A review by wellworn_soles
Fascism: A Warning by Madeleine K. Albright

1.0

My feelings of Albright’s work are complex. On one hand, her background as both a refugee of fascism and as a US diplomat give her unique and valuable insight into fascism’s rise and international relations. On the other hand, her deeply pro-America, moderate centrist ideology is painfully unexamined and leaves much to be desired.

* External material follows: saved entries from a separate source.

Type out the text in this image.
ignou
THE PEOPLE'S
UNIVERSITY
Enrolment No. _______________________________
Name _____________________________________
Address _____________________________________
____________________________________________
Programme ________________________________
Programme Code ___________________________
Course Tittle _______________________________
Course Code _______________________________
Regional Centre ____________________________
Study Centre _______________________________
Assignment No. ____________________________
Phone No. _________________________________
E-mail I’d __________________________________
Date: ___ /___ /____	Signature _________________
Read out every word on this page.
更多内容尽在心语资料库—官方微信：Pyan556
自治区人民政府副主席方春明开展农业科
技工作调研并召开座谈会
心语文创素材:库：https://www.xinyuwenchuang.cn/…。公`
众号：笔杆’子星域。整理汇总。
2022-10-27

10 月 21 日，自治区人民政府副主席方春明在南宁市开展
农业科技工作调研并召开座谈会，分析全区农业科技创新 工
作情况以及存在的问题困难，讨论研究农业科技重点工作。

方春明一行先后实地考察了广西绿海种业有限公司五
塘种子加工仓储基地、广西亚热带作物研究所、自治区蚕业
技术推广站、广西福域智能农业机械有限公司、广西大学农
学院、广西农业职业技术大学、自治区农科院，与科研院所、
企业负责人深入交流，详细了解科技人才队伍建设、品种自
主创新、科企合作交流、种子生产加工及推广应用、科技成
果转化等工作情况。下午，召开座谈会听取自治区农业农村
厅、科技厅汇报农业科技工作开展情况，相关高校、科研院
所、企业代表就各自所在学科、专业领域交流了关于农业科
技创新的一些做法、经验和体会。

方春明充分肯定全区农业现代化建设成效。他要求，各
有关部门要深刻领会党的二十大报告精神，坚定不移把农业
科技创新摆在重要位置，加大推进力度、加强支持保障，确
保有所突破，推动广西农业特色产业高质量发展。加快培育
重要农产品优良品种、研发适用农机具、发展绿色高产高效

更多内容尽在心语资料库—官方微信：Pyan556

Albright is quick to paint broad strokes over history and the political spectrum, claiming at the end of the day the edges of the political left and right are equally extreme and equally dangerous. To support this, she cites the great death and suffering under both the fascist regimes of Hitler and Mussolini and the communist regime under Stalin. However, she fails to acknowledge that it is less political opinion and more authoritarianism (in any form) that leads to such evil. In Russia, Lenin’s initial revolt sought to allow a fair and equal system for all citizens. This was dashed when Lenin died in 1924, leaving a vacuum at the head of the party eventually won by Stalin after he beat other potential party heads at the political game. This is very similar to the way Albright herself discusses the fascist rise to power: Hitler and Mussolini both used democratic processes just enough to gain power, and then twisted and de-clawed them so that their regime could reign absolute. My question, then, is why Albright feels that the twisting of the Communist uprising in Russia implies an inherent flaw in socialist ideology while simultaneously not claiming the same ideological flaw in democratic proceedings?

This happens over and over, as she mentions events without seeming to recognize her bias. She intones the way both Mussolini and Hitler co-opted the rich, powerful and liberal people of their countries and set about squashing leftist resistance as soon as they had the power to do so. She mentions that liberal establishments felt caught between acquiescing to workers calls for equality and dignity and fascistic calls for power, and consistently chose fascism over the leftists. Why? Because of the two, one actually falls in line with the establishment system much better than the other. But Albright does not plumb these depths, instead white washing American international politics in the Cold War and beyond as “advocating for freedom” and being largely good. The most negative press she gives American foreign policy is that it has at times been “troubled”. Troubled indeed. This comes off to me as incredibly dismissive of the atrocities committed in Cambodia or Laos or the deceptive backstabbing and cruelty exhibited in Vietnam or Cuba, all of which are well documented. These are but a few examples of how American foreign policy was much more focused on maintaining its own hegemony than it was actually standing by the lauded principles of democracy and freedom. Why else would the US specifically attack Vietnam before it could hold a democratic election to determine its future if, as Albright claims, the US policy was about engendering freedom?

In short, Albright’s examples and commentary on how Fascism can infiltrate and spread in democratic society’s are the best part of the work, and why I give it 2 stars. They are definitely worth internalizing as we watch the world around us and hope to keep our political systems accountable. However, her clear political bent strikes me as lacking nuance, and her constant praise of not just democracy, but specifically the American brand of democracy, keeps her book from being something special.